Hollywood Remains to Be Seen

Clara Bow
1907 - 1965

Forest Lawn Glendale


Clara Bow, popular film star of the 1920s best known as "The 'It' Girl," was America's first real sex symbol.

Bow grew up in a household of poverty, violence and mental illness. She escaped her circumstances by entering her photo and winning a movie magazine contest, with the top prize being the chance to appear in a small role in the film, "Beyond the Rainbow" (1922). Bow's acting was considered so amateurish that her scenes were cut before the film was released. When she became a star a few years later, however, her scenes were restored to the film.

Despite her difficult beginning, Bow worked steadily in films through the 1920s, typically appeared in supporting roles in films that were described as "domestic melodramas," with an occasional comedy. The type of films she appeared in can best be described simply by listing some of the titles -- "Enemies of Women" (1923), "Grit" (1924), "Poisoned Paradise" (1924), "Daughters of Pleasure" (1924), "Empty Hearts" (1924), "Helen's Babies" (1924), "This Woman" (1924), "The Adventurous Sex" (1925), "Eve's Lover" (1925), "Lawful Cheaters" (1925), "Parisian Love" (1925), "Kiss Me Again" (1925), "Free to Love" (1925), "My Lady's Lips" (1925), "Two Can Play" (1926) and "Mantrap" (1926).
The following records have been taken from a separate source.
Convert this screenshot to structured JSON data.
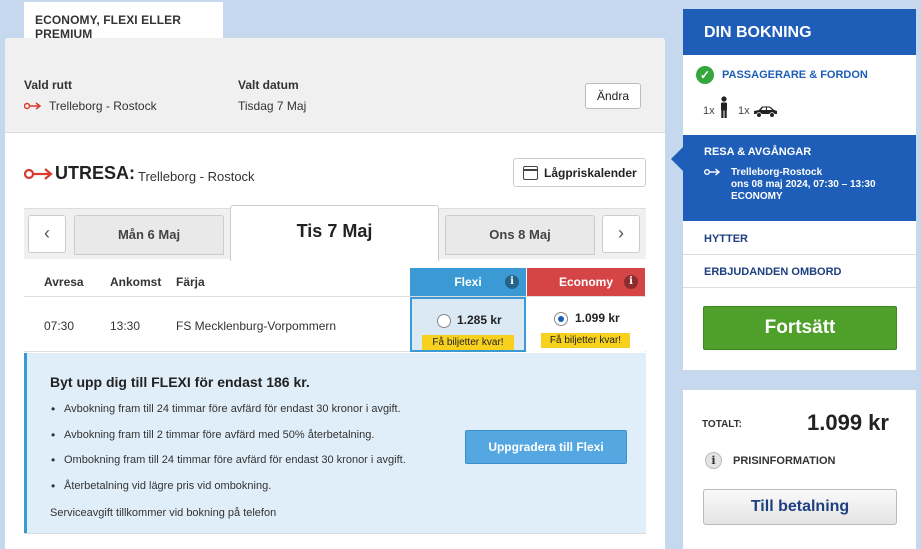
{
  "top_tab": {
    "label": "ECONOMY, FLEXI ELLER PREMIUM"
  },
  "route_bar": {
    "route_label": "Vald rutt",
    "route_value": "Trelleborg - Rostock",
    "date_label": "Valt datum",
    "date_value": "Tisdag 7 Maj",
    "change_button": "Ändra"
  },
  "outward": {
    "title": "UTRESA:",
    "route": "Trelleborg - Rostock",
    "lowprice_button": "Lågpriskalender"
  },
  "date_strip": {
    "prev_icon": "chevron-left-icon",
    "next_icon": "chevron-right-icon",
    "prev_day": "Mån 6 Maj",
    "current_day": "Tis 7 Maj",
    "next_day": "Ons 8 Maj"
  },
  "table": {
    "headers": {
      "depart": "Avresa",
      "arrive": "Ankomst",
      "ferry": "Färja",
      "flexi": "Flexi",
      "economy": "Economy"
    },
    "row": {
      "depart": "07:30",
      "arrive": "13:30",
      "ferry": "FS Mecklenburg-Vorpommern",
      "flexi_price": "1.285 kr",
      "flexi_badge": "Få biljetter kvar!",
      "economy_price": "1.099 kr",
      "economy_badge": "Få biljetter kvar!",
      "selected": "economy"
    }
  },
  "upsell": {
    "title": "Byt upp dig till FLEXI för endast 186 kr.",
    "items": [
      "Avbokning fram till 24 timmar före avfärd för endast 30 kronor i avgift.",
      "Avbokning fram till 2 timmar före avfärd med 50% återbetalning.",
      "Ombokning fram till 24 timmar före avfärd för endast 30 kronor i avgift.",
      "Återbetalning vid lägre pris vid ombokning."
    ],
    "note": "Serviceavgift tillkommer vid bokning på telefon",
    "button": "Uppgradera till Flexi"
  },
  "booking": {
    "title": "DIN BOKNING",
    "step1": {
      "label": "PASSAGERARE & FORDON",
      "pax_count": "1x",
      "vehicle_count": "1x"
    },
    "step2": {
      "label": "RESA & AVGÅNGAR",
      "route": "Trelleborg-Rostock",
      "time": "ons 08 maj 2024, 07:30 – 13:30",
      "class": "ECONOMY"
    },
    "step3": {
      "label": "HYTTER"
    },
    "step4": {
      "label": "ERBJUDANDEN OMBORD"
    },
    "continue_button": "Fortsätt"
  },
  "total": {
    "label": "TOTALT:",
    "value": "1.099 kr",
    "info_label": "PRISINFORMATION",
    "pay_button": "Till betalning"
  },
  "colors": {
    "accent_blue": "#1e5eb8",
    "flexi": "#3b99d4",
    "economy": "#d64545",
    "continue_green": "#4fa02a",
    "badge_yellow": "#f7d11e",
    "route_arrow_red": "#d83a2f"
  }
}
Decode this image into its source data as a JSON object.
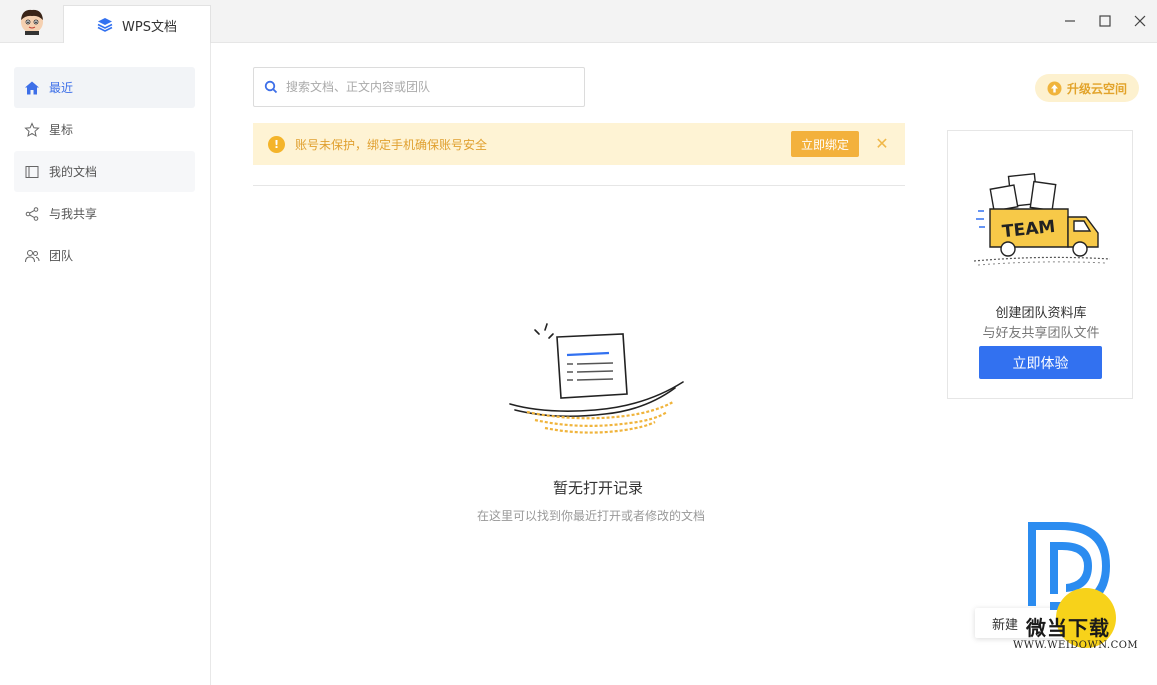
{
  "tab": {
    "title": "WPS文档"
  },
  "sidebar": {
    "items": [
      {
        "label": "最近",
        "icon": "home-icon",
        "active": true
      },
      {
        "label": "星标",
        "icon": "star-icon"
      },
      {
        "label": "我的文档",
        "icon": "folder-icon"
      },
      {
        "label": "与我共享",
        "icon": "share-icon"
      },
      {
        "label": "团队",
        "icon": "team-icon"
      }
    ]
  },
  "search": {
    "placeholder": "搜索文档、正文内容或团队"
  },
  "upgrade": {
    "label": "升级云空间"
  },
  "banner": {
    "message": "账号未保护，绑定手机确保账号安全",
    "button": "立即绑定",
    "close": "✕"
  },
  "empty": {
    "title": "暂无打开记录",
    "subtitle": "在这里可以找到你最近打开或者修改的文档"
  },
  "team_card": {
    "illustration_text": "TEAM",
    "title": "创建团队资料库",
    "subtitle": "与好友共享团队文件",
    "button": "立即体验"
  },
  "new_button": {
    "label": "新建"
  },
  "watermark": {
    "name": "微当下载",
    "url": "WWW.WEIDOWN.COM"
  },
  "colors": {
    "accent": "#3271f0",
    "warning": "#f3b13c",
    "active_nav": "#3d6fe8"
  }
}
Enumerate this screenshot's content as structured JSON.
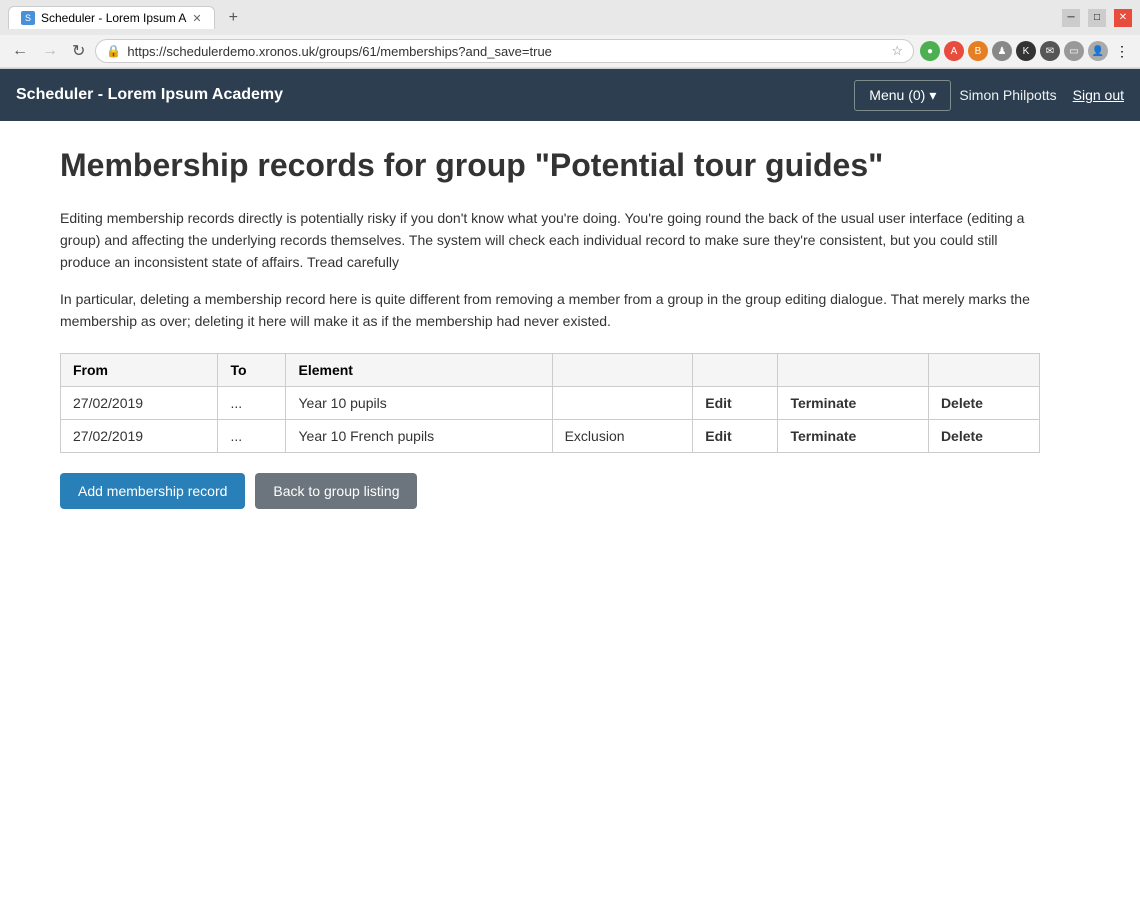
{
  "browser": {
    "tab_title": "Scheduler - Lorem Ipsum A",
    "url": "https://schedulerdemo.xronos.uk/groups/61/memberships?and_save=true",
    "favicon_text": "S"
  },
  "header": {
    "app_title": "Scheduler - Lorem Ipsum Academy",
    "menu_label": "Menu (0)",
    "user_name": "Simon Philpotts",
    "sign_out_label": "Sign out"
  },
  "page": {
    "heading": "Membership records for group \"Potential tour guides\"",
    "warning1": "Editing membership records directly is potentially risky if you don't know what you're doing. You're going round the back of the usual user interface (editing a group) and affecting the underlying records themselves. The system will check each individual record to make sure they're consistent, but you could still produce an inconsistent state of affairs. Tread carefully",
    "warning2": "In particular, deleting a membership record here is quite different from removing a member from a group in the group editing dialogue. That merely marks the membership as over; deleting it here will make it as if the membership had never existed."
  },
  "table": {
    "columns": [
      "From",
      "To",
      "Element",
      "",
      "",
      ""
    ],
    "rows": [
      {
        "from": "27/02/2019",
        "to": "...",
        "element": "Year 10 pupils",
        "extra": "",
        "edit": "Edit",
        "terminate": "Terminate",
        "delete": "Delete"
      },
      {
        "from": "27/02/2019",
        "to": "...",
        "element": "Year 10 French pupils",
        "extra": "Exclusion",
        "edit": "Edit",
        "terminate": "Terminate",
        "delete": "Delete"
      }
    ]
  },
  "buttons": {
    "add_membership": "Add membership record",
    "back_to_group": "Back to group listing"
  }
}
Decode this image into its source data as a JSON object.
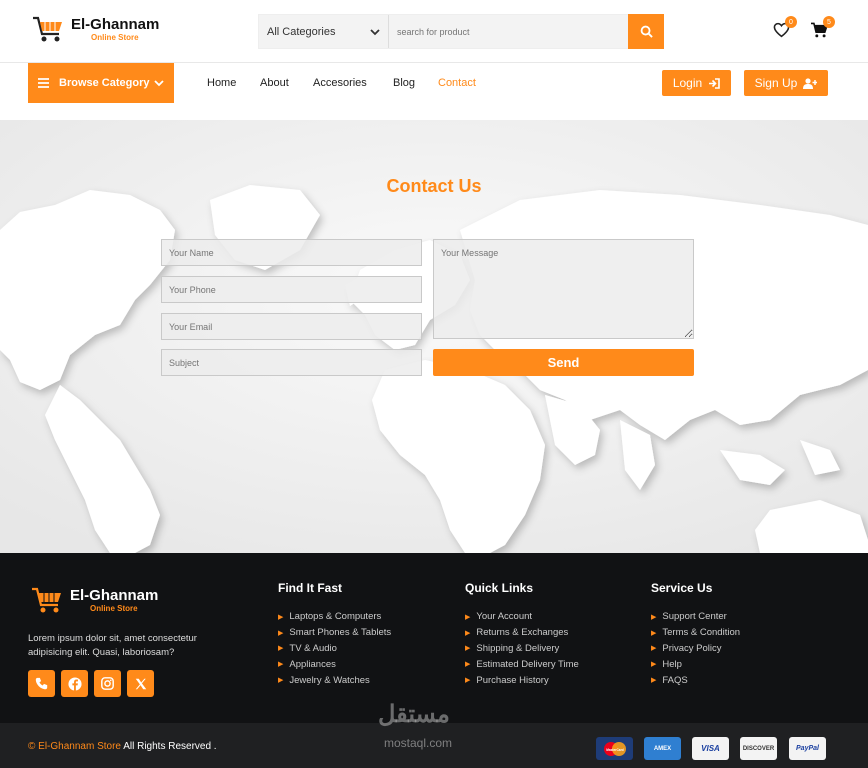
{
  "brand": {
    "name": "El-Ghannam",
    "tagline": "Online Store"
  },
  "search": {
    "category": "All Categories",
    "placeholder": "search for product"
  },
  "header": {
    "wishlist_count": "0",
    "cart_count": "5"
  },
  "nav": {
    "browse_label": "Browse Category",
    "links": [
      "Home",
      "About",
      "Accesories",
      "Blog",
      "Contact"
    ],
    "login": "Login",
    "signup": "Sign Up"
  },
  "contact": {
    "title": "Contact Us",
    "name_ph": "Your Name",
    "phone_ph": "Your Phone",
    "email_ph": "Your Email",
    "subject_ph": "Subject",
    "message_ph": "Your Message",
    "send": "Send"
  },
  "footer": {
    "description": "Lorem ipsum dolor sit, amet consectetur adipisicing elit. Quasi, laboriosam?",
    "columns": [
      {
        "title": "Find It Fast",
        "items": [
          "Laptops & Computers",
          "Smart Phones & Tablets",
          "TV & Audio",
          "Appliances",
          "Jewelry & Watches"
        ]
      },
      {
        "title": "Quick Links",
        "items": [
          "Your Account",
          "Returns & Exchanges",
          "Shipping & Delivery",
          "Estimated Delivery Time",
          "Purchase History"
        ]
      },
      {
        "title": "Service Us",
        "items": [
          "Support Center",
          "Terms & Condition",
          "Privacy Policy",
          "Help",
          "FAQS"
        ]
      }
    ],
    "copyright_symbol": "©",
    "copyright_brand": "El-Ghannam Store",
    "copyright_rest": "All Rights Reserved .",
    "payments": [
      "MasterCard",
      "AMEX",
      "VISA",
      "DISCOVER",
      "PayPal"
    ]
  },
  "watermark": {
    "arabic": "مستقل",
    "latin": "mostaql.com"
  },
  "colors": {
    "accent": "#ff8a1a",
    "footer_bg": "#111214",
    "bottom_bg": "#1f2022"
  }
}
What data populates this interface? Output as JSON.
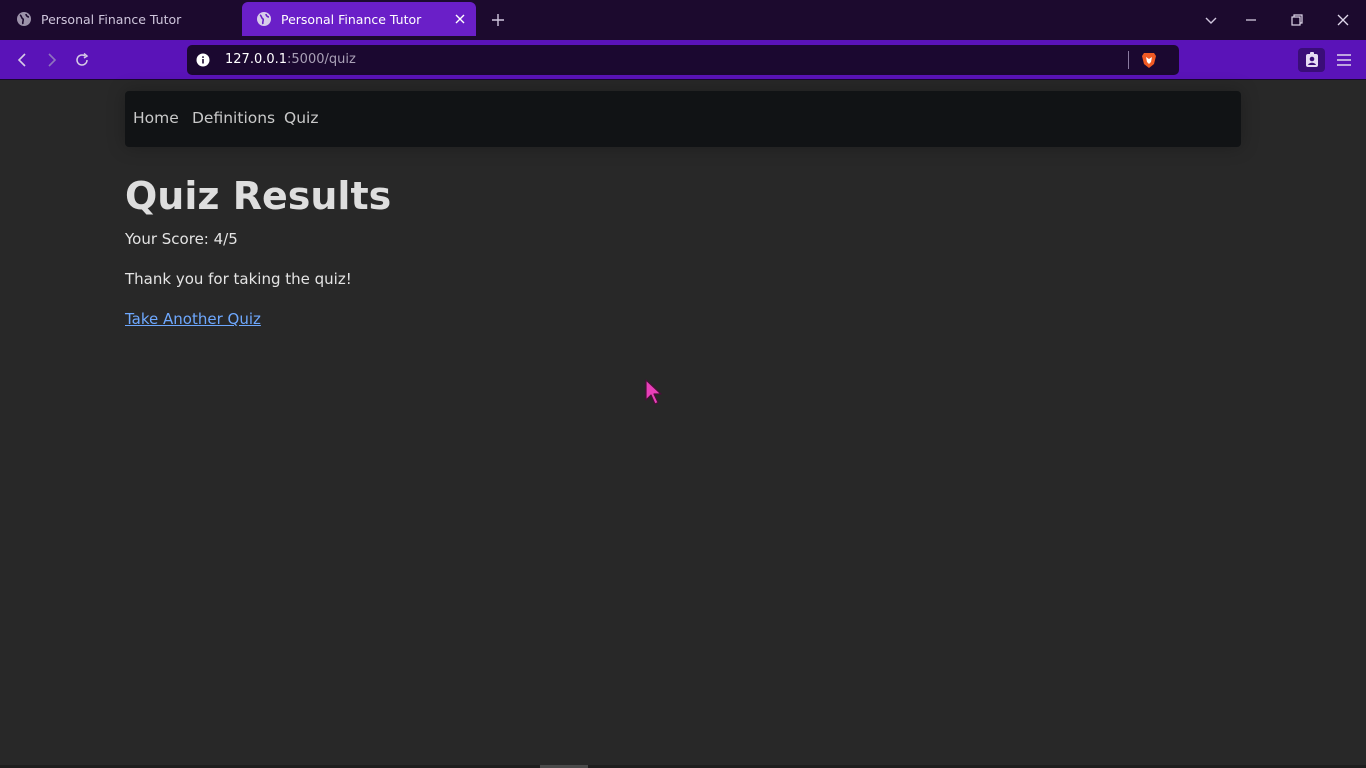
{
  "browser": {
    "tabs": [
      {
        "title": "Personal Finance Tutor",
        "active": false,
        "icon": "globe-icon"
      },
      {
        "title": "Personal Finance Tutor",
        "active": true,
        "icon": "globe-icon"
      }
    ],
    "url_host": "127.0.0.1",
    "url_path": ":5000/quiz",
    "colors": {
      "tabstrip": "#1c0a2e",
      "active_tab": "#6a1fc8",
      "toolbar": "#5a13b8",
      "omnibox": "#1b0830"
    }
  },
  "navbar": {
    "links": [
      "Home",
      "Definitions",
      "Quiz"
    ]
  },
  "main": {
    "title": "Quiz Results",
    "score_text": "Your Score: 4/5",
    "thanks_text": "Thank you for taking the quiz!",
    "again_link": "Take Another Quiz"
  },
  "colors": {
    "page_bg": "#282828",
    "navbar_bg": "#111315",
    "link": "#6ea8fe",
    "cursor": "#e83fb8"
  }
}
Bow had become the symbol for the Roaring '20s and the flapper age -- an attractive, vibrant, liberated woman with boundless energy, bobbed hair, "bee-stung" lips and flashing eyes. Bow also became a symbol for the growing sexual liberation of the era.

The film that defined Bow's career was "It" (1927), in which she played a lowly shopgirl with designs on the wealthy storeowner. In an effort to make him notice her, she dates the storeowner's best friend and her plan works. In the film, Bow was a woman who saw what she wanted, and did whatever it took to get it. From then on, Bow was known as "The It Girl," with "it" usually meaning sex appeal. Bow also appeared in "Wings" (1927), which won the first Academy Award as Best Picture. Bow continued to appear in films as the often-wild women who knows what she wants, and gets it, including "Get Your Man" (1927), "The Fleet's In" (1928), "The Wild Party" (1929), "Dangerous Curves" (1929), "Her Wedding Night" (1930), "No Limit" (1931) and "Call Her Savage" (1932). When sound films became popular in the early 1930s, Bow's thick Brooklyn accent was a severe handicap. Her last film was "Hoopla" (1933).

Bow married cowboy actor Rex Bell in 1931, and she devoted her time to raising their two children. But she was also the continuing focus of wild rumors about her previous romantic affairs, including one involving the entire University of Southern California football team. Bow's former secretary sold her story to the tabloids, telling wild tales of Bow's frequent and enthusiastic sexual trysts with dozens of Hollywood suitors.

Bow retired from films in 1933, when she was just 26 years old, and went to live with Bell on his Walking Box Ranch, west of Searchlight, NV. For the rest of her life, Bow fought a series of personal struggles, including a weight problem and growing mental instability. In her later years, she was often confined to a sanatorium, and she never returned to show business. "Being a sex symbol is a heavy load to carry," Bow once said. In her final years, Bow moved back to Los Angeles, where she lived as a virtual recluse. She died alone, suffering a heart attack while watching a Gary Cooper Western on television.

Bow's crypt marker identifies her as "Hollywood's 'It' Girl."

Bow was born Clara Gordon Bow on July 29, 1907 (some sources say 1905), in Brooklyn, NY. She died on Sept. 27, 1965, in Los Angeles, CA.